Repentance is the act of turning away from sin and back to God. Repentance is not just a one-time act—it’s a continual process of submitting ourselves before the Lord’s instruction throughout our lives. By practicing repentance, we grieve the sin inside us, acknowledge it before God, and in turn, gain deeper reverence for the grace we receive through Christ. Repentance turns the direction of our feet away from treading toward the world, and back to God’s Kingdom. It is right there, in the humble act of posturing ourselves low before the Lord, that we will gain exactly what our heart longs for—belonging to the family of God.
Remember Your Treasure in Heaven
We are called to perseverance as the Christian. We can sacrifice our comfort here on Earth because our treasure is found in heaven. Christ’s humility in laying down His life shows the depths of His love for us. Likewise, our humility, our daily commitment to consider others better than ourselves, reflects Christ’s love to those around us. We can embrace lowliness now, knowing that our reward in heaven will be well worth the wait.

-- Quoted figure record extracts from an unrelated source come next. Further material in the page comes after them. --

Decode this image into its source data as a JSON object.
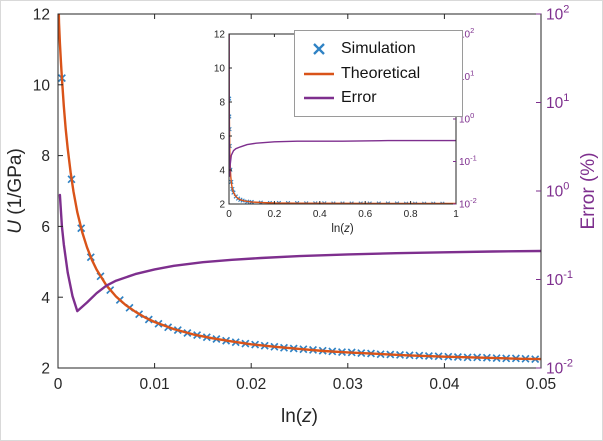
{
  "colors": {
    "simulation": "#2f82c4",
    "theoretical": "#D95319",
    "error": "#7E2F8E",
    "axis": "#262626",
    "legend_border": "#9a9a9a"
  },
  "chart_data": {
    "main": {
      "type": "line+scatter",
      "title": "",
      "xlabel": "ln(z)",
      "ylabel_left": "U (1/GPa)",
      "ylabel_right": "Error (%)",
      "xlim": [
        0,
        0.05
      ],
      "ylim_left": [
        2,
        12
      ],
      "ylim_right_log10": [
        -2,
        2
      ],
      "xticks": [
        0,
        0.01,
        0.02,
        0.03,
        0.04,
        0.05
      ],
      "yticks_left": [
        2,
        4,
        6,
        8,
        10,
        12
      ],
      "yticks_right_log10": [
        -2,
        -1,
        0,
        1,
        2
      ],
      "grid": false,
      "legend_position": "top-center-right",
      "series": [
        {
          "name": "Simulation",
          "type": "scatter",
          "marker": "x",
          "axis": "left",
          "color": "#2f82c4",
          "x": [
            0.0004,
            0.0014,
            0.0024,
            0.0034,
            0.0044,
            0.0054,
            0.0064,
            0.0074,
            0.0084,
            0.0094,
            0.0104,
            0.0114,
            0.0124,
            0.0134,
            0.0144,
            0.0154,
            0.0164,
            0.0174,
            0.0184,
            0.0194,
            0.0204,
            0.0214,
            0.0224,
            0.0234,
            0.0244,
            0.0254,
            0.0264,
            0.0274,
            0.0284,
            0.0294,
            0.0304,
            0.0314,
            0.0324,
            0.0334,
            0.0344,
            0.0354,
            0.0364,
            0.0374,
            0.0384,
            0.0394,
            0.0404,
            0.0414,
            0.0424,
            0.0434,
            0.0444,
            0.0454,
            0.0464,
            0.0474,
            0.0484,
            0.0494
          ],
          "y": [
            10.19,
            7.33,
            5.95,
            5.13,
            4.59,
            4.2,
            3.92,
            3.7,
            3.52,
            3.37,
            3.25,
            3.15,
            3.07,
            2.99,
            2.93,
            2.87,
            2.82,
            2.77,
            2.73,
            2.69,
            2.66,
            2.63,
            2.6,
            2.57,
            2.55,
            2.53,
            2.51,
            2.49,
            2.47,
            2.45,
            2.44,
            2.42,
            2.41,
            2.39,
            2.38,
            2.37,
            2.36,
            2.35,
            2.34,
            2.33,
            2.32,
            2.31,
            2.3,
            2.3,
            2.29,
            2.28,
            2.27,
            2.27,
            2.26,
            2.25
          ]
        },
        {
          "name": "Theoretical",
          "type": "line",
          "axis": "left",
          "color": "#D95319",
          "x": [
            5e-05,
            0.0001,
            0.0002,
            0.0003,
            0.0004,
            0.0006,
            0.0008,
            0.001,
            0.0013,
            0.0016,
            0.002,
            0.0025,
            0.003,
            0.0035,
            0.004,
            0.005,
            0.006,
            0.007,
            0.008,
            0.009,
            0.01,
            0.012,
            0.014,
            0.016,
            0.018,
            0.02,
            0.0225,
            0.025,
            0.0275,
            0.03,
            0.033,
            0.036,
            0.04,
            0.044,
            0.048,
            0.05
          ],
          "y": [
            12.4,
            11.76,
            11.18,
            10.66,
            10.19,
            9.4,
            8.75,
            8.2,
            7.53,
            6.98,
            6.4,
            5.84,
            5.41,
            5.06,
            4.78,
            4.34,
            4.02,
            3.78,
            3.59,
            3.43,
            3.3,
            3.1,
            2.95,
            2.84,
            2.75,
            2.67,
            2.6,
            2.54,
            2.48,
            2.44,
            2.4,
            2.36,
            2.32,
            2.29,
            2.26,
            2.25
          ]
        },
        {
          "name": "Error",
          "type": "line",
          "axis": "right",
          "color": "#7E2F8E",
          "x": [
            0.0002,
            0.0004,
            0.0006,
            0.001,
            0.0015,
            0.002,
            0.003,
            0.004,
            0.005,
            0.006,
            0.008,
            0.01,
            0.012,
            0.015,
            0.018,
            0.021,
            0.025,
            0.03,
            0.035,
            0.04,
            0.045,
            0.05
          ],
          "y": [
            0.9,
            0.4,
            0.25,
            0.12,
            0.065,
            0.044,
            0.055,
            0.07,
            0.085,
            0.097,
            0.115,
            0.13,
            0.143,
            0.157,
            0.167,
            0.175,
            0.184,
            0.192,
            0.198,
            0.203,
            0.207,
            0.21
          ]
        }
      ]
    },
    "inset": {
      "type": "line+scatter",
      "title": "",
      "xlabel": "ln(z)",
      "ylabel_left": "",
      "ylabel_right": "",
      "xlim": [
        0,
        1
      ],
      "ylim_left": [
        2,
        12
      ],
      "ylim_right_log10": [
        -2,
        2
      ],
      "xticks": [
        0,
        0.2,
        0.4,
        0.6,
        0.8,
        1
      ],
      "yticks_left": [
        2,
        4,
        6,
        8,
        10,
        12
      ],
      "yticks_right_log10": [
        -2,
        -1,
        0,
        1,
        2
      ],
      "grid": false,
      "series": [
        {
          "name": "Simulation",
          "type": "scatter",
          "marker": "x",
          "axis": "left",
          "color": "#2f82c4",
          "x": [
            0.001,
            0.0015,
            0.002,
            0.003,
            0.006,
            0.01,
            0.015,
            0.02,
            0.03,
            0.04,
            0.05,
            0.06,
            0.08,
            0.1,
            0.14,
            0.18,
            0.22,
            0.26,
            0.3,
            0.34,
            0.38,
            0.42,
            0.46,
            0.5,
            0.54,
            0.58,
            0.62,
            0.66,
            0.7,
            0.74,
            0.78,
            0.82,
            0.86,
            0.9,
            0.94
          ],
          "y": [
            8.2,
            7.15,
            6.4,
            5.41,
            4.02,
            3.3,
            2.89,
            2.67,
            2.44,
            2.32,
            2.25,
            2.2,
            2.14,
            2.12,
            2.08,
            2.06,
            2.06,
            2.05,
            2.05,
            2.04,
            2.04,
            2.04,
            2.03,
            2.03,
            2.03,
            2.03,
            2.03,
            2.03,
            2.03,
            2.03,
            2.02,
            2.02,
            2.02,
            2.02,
            2.02
          ]
        },
        {
          "name": "Theoretical",
          "type": "line",
          "axis": "left",
          "color": "#D95319",
          "x": [
            0.0002,
            0.0005,
            0.001,
            0.002,
            0.004,
            0.006,
            0.008,
            0.012,
            0.016,
            0.02,
            0.03,
            0.04,
            0.05,
            0.07,
            0.1,
            0.15,
            0.2,
            0.3,
            0.5,
            0.7,
            1.0
          ],
          "y": [
            12.2,
            9.8,
            8.2,
            6.4,
            4.78,
            4.02,
            3.59,
            3.1,
            2.84,
            2.67,
            2.44,
            2.32,
            2.25,
            2.17,
            2.12,
            2.08,
            2.06,
            2.05,
            2.04,
            2.03,
            2.03
          ]
        },
        {
          "name": "Error",
          "type": "line",
          "axis": "right",
          "color": "#7E2F8E",
          "x": [
            0.0003,
            0.001,
            0.002,
            0.003,
            0.005,
            0.01,
            0.02,
            0.03,
            0.05,
            0.08,
            0.12,
            0.2,
            0.3,
            0.5,
            0.7,
            1.0
          ],
          "y": [
            100,
            0.5,
            0.06,
            0.045,
            0.08,
            0.14,
            0.18,
            0.2,
            0.22,
            0.25,
            0.27,
            0.29,
            0.3,
            0.3,
            0.31,
            0.31
          ]
        }
      ]
    }
  }
}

Humble and gentle. These are the profound descriptors that Christ used for Himself in Matthew 11:29. If we desire to grow in Christ-likeness, a pursuit of humility is a priority. Jesus’s humility made Him welcoming and approachable. He did not demean others with arrogance, even though He held all knowledge and all power. No, He associated touched the diseases and held conversations with the outcasts. He dined with the sinners and the poor. He did not pursue riches or social clout. His stance was one of compassion. Jesus teaches us that humility is love in action. By cultivating our humility, we can introduce a weary world to the rest offered in Christ.